General News · 15th March 2024
Mike Moore
In the late 1990s, the forests on Cortes Island felt as though they were under siege. The Ministry of Forests had just granted the industrial logging giant Canfor the cutting rights to the island’s Crown-lands. At around the same time, Mac-Blo/ Weyerhaeuser began selling off parcels of their private forestry lands to gypo loggers and the Bartholemew and Seaford Y cutblocks were the result. It felt as if the Cortes island forests were going to fall just like what was happening on all of the other islands and mainland that surrounded us.
I remember the feeling of community unity and solidarity when we faced off against Mac-Blo, and then Island Timberlands to stop them from clearcutting their private lands. And I remember the joy and optimism we all felt when we signed the first memorandum of understanding in BC between a First Nations and settler community to manage our forests together.
It took many more years of community volunteer work and lobbying before the Cortes Forestry General Partnership was a reality. Again, that feeling of optimism for the future ran high. We as a community could now call the shots on how forestry was to be done on the island Crown-lands.
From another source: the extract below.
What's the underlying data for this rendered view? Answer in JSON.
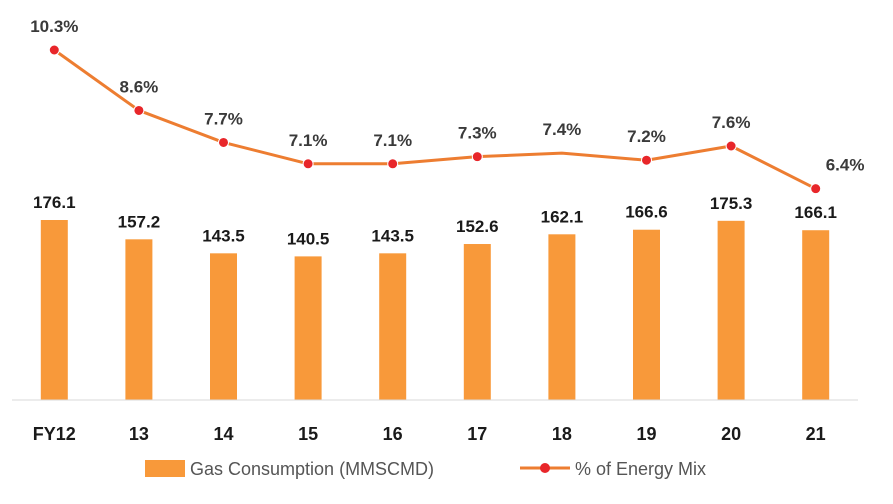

We could consider the well-being of the island, its sensitive habitats, wildlife corridors, our need for wood products and to keep our sawmills running, the local economy and how we could be an example to other communities of how to do forestry properly.
Like any ecology, community forestry is about relationships. First and foremost is our relationship with the land, how we fit in to the landscape how we use its resources and how we protect them.
The next relationship is between all of us as community members/ neighbours. How we interact with each other and how we pull together for a common cause or how we fall apart, argue and stir the shit amongst ourselves.
And then there’s relationship between the Klahoose First Nation and the settler community; a 50/50 partnership in this endeavour. Like any successful partnership, there’s got to be some give and take and most of all, respect for each side.
Finally, we have the relationship with the Ministry of Forests. MOF grants the community forest tenure AND THEY CAN TAKE IT AWAY! MOF sets an annual cut rate, which has been determined by our community to be ecologically and socially unacceptably high. The partnership walks a fine line between satisfying the MOF’s desire for logs and the community’s desire for conservation. The CFGP only logs a small percentage of the mandated annual cut. If the Partnership does not produce enough logs and benefit to the economy to satisfy the MOF, the community forest tenure could be taken away from us and transferred to a logging corporation that is outside of our community control. What a tragic loss that would be!
Let’s keep all of these relationships in mind when we decide as individuals, how we are going to engage in these issues. A divided community is not strong, our strength is in our commUNITY. Please get involved at the planning level, not at the defensive, reaction level.